A campaign-owner uploads a 50-million-recipient list and schedules a single send for 9:00 AM tomorrow. At 9:00 AM, one scheduler tick fires — and that single event must become 50 million emails leaving SES within 60 minutes, with the strict invariant that no recipient receives the same campaign twice, ever, regardless of scheduler crashes, region failovers, Kafka rebalances, fan-out worker deaths, SES throttles, or operator-initiated catch-up replays.
This is the simplest-sounding distributed-systems problem that turns out to be one of the hardest.
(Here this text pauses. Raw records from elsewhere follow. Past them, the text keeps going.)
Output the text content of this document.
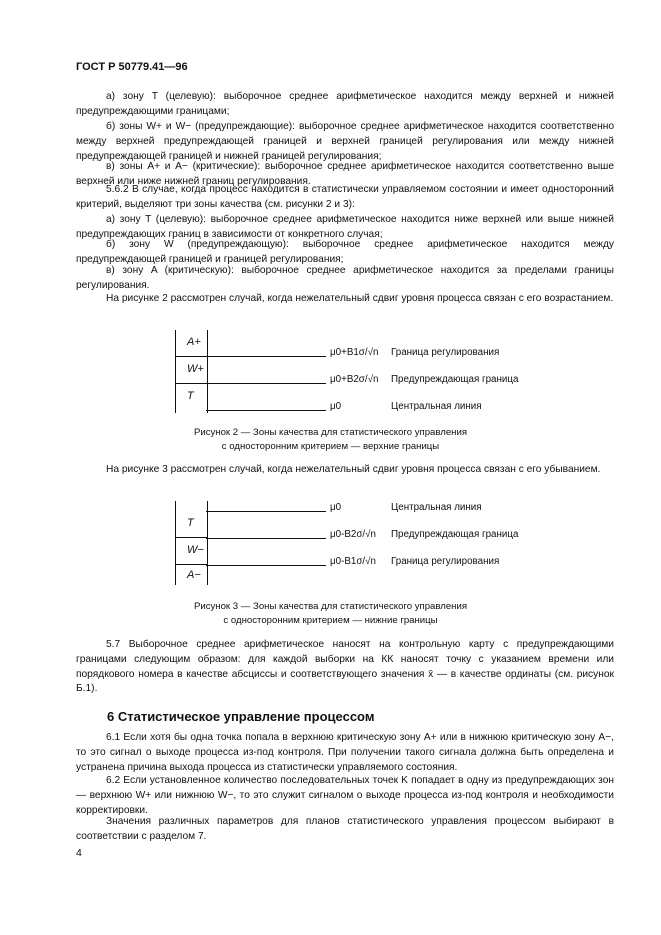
ГОСТ Р 50779.41—96

а) зону T (целевую): выборочное среднее арифметическое находится между верхней и нижней предупреждающими границами;

б) зоны W+ и W− (предупреждающие): выборочное среднее арифметическое находится соответственно между верхней предупреждающей границей и верхней границей регулирования или между нижней предупреждающей границей и нижней границей регулирования;

в) зоны A+ и A− (критические): выборочное среднее арифметическое находится соответственно выше верхней или ниже нижней границ регулирования.

5.6.2 В случае, когда процесс находится в статистически управляемом состоянии и имеет односторонний критерий, выделяют три зоны качества (см. рисунки 2 и 3):

а) зону T (целевую): выборочное среднее арифметическое находится ниже верхней или выше нижней предупреждающих границ в зависимости от конкретного случая;

б) зону W (предупреждающую): выборочное среднее арифметическое находится между предупреждающей границей и границей регулирования;

в) зону A (критическую): выборочное среднее арифметическое находится за пределами границы регулирования.

На рисунке 2 рассмотрен случай, когда нежелательный сдвиг уровня процесса связан с его возрастанием.

A+
W+
T
μ0+B1σ/√n
μ0+B2σ/√n
μ0
Граница регулирования
Предупреждающая граница
Центральная линия
Рисунок 2 — Зоны качества для статистического управления
с односторонним критерием — верхние границы

На рисунке 3 рассмотрен случай, когда нежелательный сдвиг уровня процесса связан с его убыванием.

T
W−
A−
μ0
μ0-B2σ/√n
μ0-B1σ/√n
Центральная линия
Предупреждающая граница
Граница регулирования
Рисунок 3 — Зоны качества для статистического управления
с односторонним критерием — нижние границы

5.7 Выборочное среднее арифметическое наносят на контрольную карту с предупреждающими границами следующим образом: для каждой выборки на КК наносят точку с указанием времени или порядкового номера в качестве абсциссы и соответствующего значения x̄ — в качестве ординаты (см. рисунок Б.1).

6 Статистическое управление процессом

6.1 Если хотя бы одна точка попала в верхнюю критическую зону A+ или в нижнюю критическую зону A−, то это сигнал о выходе процесса из-под контроля. При получении такого сигнала должна быть определена и устранена причина выхода процесса из статистически управляемого состояния.

6.2 Если установленное количество последовательных точек K попадает в одну из предупреждающих зон — верхнюю W+ или нижнюю W−, то это служит сигналом о выходе процесса из-под контроля и необходимости корректировки.

Значения различных параметров для планов статистического управления процессом выбирают в соответствии с разделом 7.

4
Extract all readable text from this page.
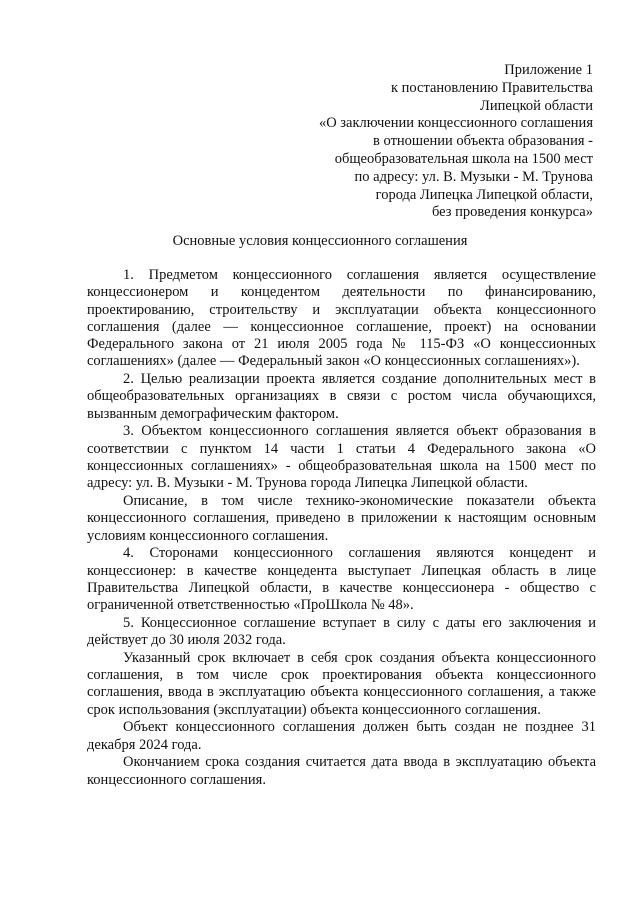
Приложение 1
к постановлению Правительства
Липецкой области
«О заключении концессионного соглашения
в отношении объекта образования -
общеобразовательная школа на 1500 мест
по адресу: ул. В. Музыки - М. Трунова
города Липецка Липецкой области,
без проведения конкурса»
Основные условия концессионного соглашения

1. Предметом концессионного соглашения является осуществление концессионером и концедентом деятельности по финансированию, проектированию, строительству и эксплуатации объекта концессионного соглашения (далее — концессионное соглашение, проект) на основании Федерального закона от 21 июля 2005 года № 115-ФЗ «О концессионных соглашениях» (далее — Федеральный закон «О концессионных соглашениях»).

2. Целью реализации проекта является создание дополнительных мест в общеобразовательных организациях в связи с ростом числа обучающихся, вызванным демографическим фактором.

3. Объектом концессионного соглашения является объект образования в соответствии с пунктом 14 части 1 статьи 4 Федерального закона «О концессионных соглашениях» - общеобразовательная школа на 1500 мест по адресу: ул. В. Музыки - М. Трунова города Липецка Липецкой области.

Описание, в том числе технико-экономические показатели объекта концессионного соглашения, приведено в приложении к настоящим основным условиям концессионного соглашения.

4. Сторонами концессионного соглашения являются концедент и концессионер: в качестве концедента выступает Липецкая область в лице Правительства Липецкой области, в качестве концессионера - общество с ограниченной ответственностью «ПроШкола № 48».

5. Концессионное соглашение вступает в силу с даты его заключения и действует до 30 июля 2032 года.

Указанный срок включает в себя срок создания объекта концессионного соглашения, в том числе срок проектирования объекта концессионного соглашения, ввода в эксплуатацию объекта концессионного соглашения, а также срок использования (эксплуатации) объекта концессионного соглашения.

Объект концессионного соглашения должен быть создан не позднее 31 декабря 2024 года.

Окончанием срока создания считается дата ввода в эксплуатацию объекта концессионного соглашения.
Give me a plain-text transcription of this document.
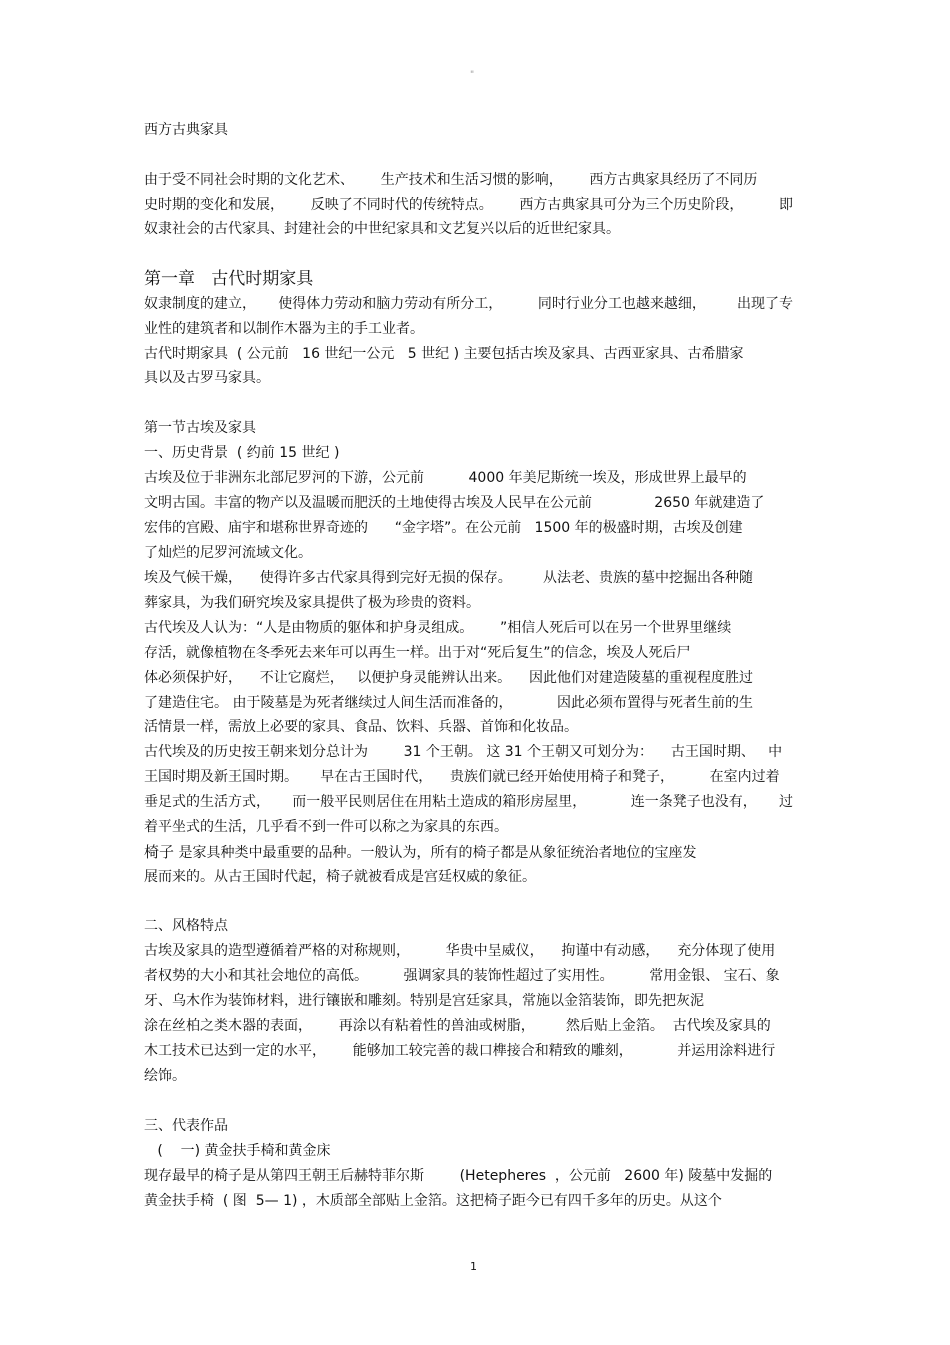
"
西方古典家具
由于受不同社会时期的文化艺术、      生产技术和生活习惯的影响，      西方古典家具经历了不同历
史时期的变化和发展，      反映了不同时代的传统特点。      西方古典家具可分为三个历史阶段，        即
奴隶社会的古代家具、封建社会的中世纪家具和文艺复兴以后的近世纪家具。
第一章   古代时期家具
奴隶制度的建立，     使得体力劳动和脑力劳动有所分工，        同时行业分工也越来越细，       出现了专
业性的建筑者和以制作木器为主的手工业者。
古代时期家具  ( 公元前   16 世纪一公元   5 世纪 ) 主要包括古埃及家具、古西亚家具、古希腊家
具以及古罗马家具。
第一节古埃及家具
一、历史背景  ( 约前 15 世纪 )
古埃及位于非洲东北部尼罗河的下游，公元前          4000 年美尼斯统一埃及，形成世界上最早的
文明古国。丰富的物产以及温暖而肥沃的土地使得古埃及人民早在公元前              2650 年就建造了
宏伟的宫殿、庙宇和堪称世界奇迹的      “金字塔”。在公元前   1500 年的极盛时期，古埃及创建
了灿烂的尼罗河流域文化。
埃及气候干燥，    使得许多古代家具得到完好无损的保存。       从法老、贵族的墓中挖掘出各种随
葬家具，为我们研究埃及家具提供了极为珍贵的资料。
古代埃及人认为：“人是由物质的躯体和护身灵组成。      ”相信人死后可以在另一个世界里继续
存活，就像植物在冬季死去来年可以再生一样。出于对“死后复生”的信念，埃及人死后尸
体必须保护好，    不让它腐烂，   以便护身灵能辨认出来。    因此他们对建造陵墓的重视程度胜过
了建造住宅。 由于陵墓是为死者继续过人间生活而准备的，          因此必须布置得与死者生前的生
活情景一样，需放上必要的家具、食品、饮料、兵器、首饰和化妆品。
古代埃及的历史按王朝来划分总计为        31 个王朝。 这 31 个王朝又可划分为：    古王国时期、   中
王国时期及新王国时期。     早在古王国时代，    贵族们就已经开始使用椅子和凳子，        在室内过着
垂足式的生活方式，     而一般平民则居住在用粘土造成的箱形房屋里，          连一条凳子也没有，     过
着平坐式的生活，几乎看不到一件可以称之为家具的东西。
椅子 是家具种类中最重要的品种。一般认为，所有的椅子都是从象征统治者地位的宝座发
展而来的。从古王国时代起，椅子就被看成是宫廷权威的象征。
二、风格特点
古埃及家具的造型遵循着严格的对称规则，        华贵中呈威仪，    拘谨中有动感，    充分体现了使用
者权势的大小和其社会地位的高低。        强调家具的装饰性超过了实用性。        常用金银、 宝石、象
牙、乌木作为装饰材料，进行镶嵌和雕刻。特别是宫廷家具，常施以金箔装饰，即先把灰泥
涂在丝柏之类木器的表面，      再涂以有粘着性的兽油或树脂，       然后贴上金箔。  古代埃及家具的
木工技术已达到一定的水平，      能够加工较完善的裁口榫接合和精致的雕刻，          并运用涂料进行
绘饰。
三、代表作品
(    一) 黄金扶手椅和黄金床
现存最早的椅子是从第四王朝王后赫特菲尔斯        (Hetepheres  ，公元前   2600 年) 陵墓中发掘的
黄金扶手椅  ( 图  5— 1) ，木质部全部贴上金箔。这把椅子距今已有四千多年的历史。从这个
1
Three things define it: (1) at-least-once everything except the very tail — the scheduler, the fan-out controller, the Kafka pipeline, every retry, every catch-up replay is at-least-once because making them exactly-once is intractable; (2) a durable per-recipient idempotency tail that collapses at-least-once into at-most-once-per-recipient at the SES send boundary; (3) a rate-paced catch-up controller that knows the difference between "fire the missed run now" and "the email is too stale to send" — a 9 AM "good morning" email arriving at 1 PM is reputation damage, not delivery.
The architecture comes straight from Google's Borgcron paper (Sundheim, ACM Queue 2015) for the scheduler tier, LinkedIn ATC and Pinterest NEP for the fan-out tier, Stripe / Brandur's idempotency-key contract for the dedupe tier, and DoorDash's Cadence-as-fallback pattern for the catch-up reconciler. Every load-bearing decision below has a published precedent — this is not speculation.